The Treaty on the Prohibition of Nuclear Weapons (TPNW) has forced the great powers to hand over a present in time for its first birthday (it ‘entered into force’ on 22 January 2021).
The crappy birthday present was a joint statement of five declared nuclear-weapon states on 3 January.
Britain, China, France, Russia and the US used language first adopted by Soviet leader Mikhail Gorbachev and US president Ronald Reagan in November 1985: ‘We affirm that a nuclear war cannot be won and must never be fought.’
(Russia and the US had earlier included this line in a June 2021 declaration; Russia and China repeated it in a statement of their own later that month; France and Britain seem to have been reluctant to take it up.)
The Nuclear Five (N5) also claimed – without evidence – that they remained committed to their obligation under the Nuclear Non-Proliferation Treaty (NPT) to ‘pursue negotiations in good faith on effective measures relating to cessation of the nuclear arms race at an early date and to nuclear disarmament’.
The N5 went on: ‘As nuclear use would have far-reaching consequences, we also affirm that nuclear weapons – for as long as they continue to exist – should serve defensive purposes, deter aggression, and prevent war.’
Not to be cynical
Security analyst Paul Rogers explained that: ‘Without sounding cynical, perhaps they hope [the statement] will take a tiny bit of pressure off them, particularly with the first anniversary of the [TPNW]’s ratification due shortly and the NPT review likely later this year.’
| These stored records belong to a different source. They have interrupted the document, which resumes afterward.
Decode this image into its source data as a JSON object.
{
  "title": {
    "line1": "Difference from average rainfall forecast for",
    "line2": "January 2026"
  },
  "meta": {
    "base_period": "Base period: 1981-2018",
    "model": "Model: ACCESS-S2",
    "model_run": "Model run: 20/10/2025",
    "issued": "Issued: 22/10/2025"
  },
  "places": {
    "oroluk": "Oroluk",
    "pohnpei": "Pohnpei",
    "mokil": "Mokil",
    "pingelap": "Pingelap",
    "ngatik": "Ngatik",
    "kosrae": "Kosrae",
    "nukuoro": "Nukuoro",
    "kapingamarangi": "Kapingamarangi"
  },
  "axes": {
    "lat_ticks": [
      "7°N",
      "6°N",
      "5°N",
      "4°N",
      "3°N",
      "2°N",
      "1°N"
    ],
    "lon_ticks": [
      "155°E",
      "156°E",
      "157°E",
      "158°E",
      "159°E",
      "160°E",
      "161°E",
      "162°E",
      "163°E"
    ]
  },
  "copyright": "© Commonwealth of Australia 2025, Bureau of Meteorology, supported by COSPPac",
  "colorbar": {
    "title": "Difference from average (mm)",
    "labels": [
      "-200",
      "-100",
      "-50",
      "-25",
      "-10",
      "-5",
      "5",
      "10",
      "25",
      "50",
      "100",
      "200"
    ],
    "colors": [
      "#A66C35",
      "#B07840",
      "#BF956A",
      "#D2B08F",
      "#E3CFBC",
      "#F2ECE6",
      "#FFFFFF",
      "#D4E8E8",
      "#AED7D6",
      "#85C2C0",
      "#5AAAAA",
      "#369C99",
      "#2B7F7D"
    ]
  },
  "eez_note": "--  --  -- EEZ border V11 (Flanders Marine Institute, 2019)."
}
Rogers pointed out that all the N5 are upgrading their nuclear arsenals.
China and the UK are increasing their nuclear warhead stockpiles.
Russia’s Strategic Missile Forces are being re-equipped with new intercontinental ballistic missiles.
France has launched a four-year development phase for a third generation of nuclear-powered ballistic-missile submarines due to start coming into service in 2035. (Britain is spending billions on its own third-generation Dreadnought ballistic-missile submarine, now due in ‘the 2030s’.)
The US, meanwhile, plans to spend over £460bn over the next 10 years to maintain and upgrade its nuclear arsenal, including refurbishing or replacing nearly every nuclear warhead in its stockpile.
Nonproliferation specialist Rebecca Davis Gibbons wrote in the Bulletin of Atomic Scientists: ‘In broadcasting the large gulf between their rhetoric and actions, the five nuclear weapon states have undermined their credibility and, indeed, the Nuclear Non-Proliferation Treaty.’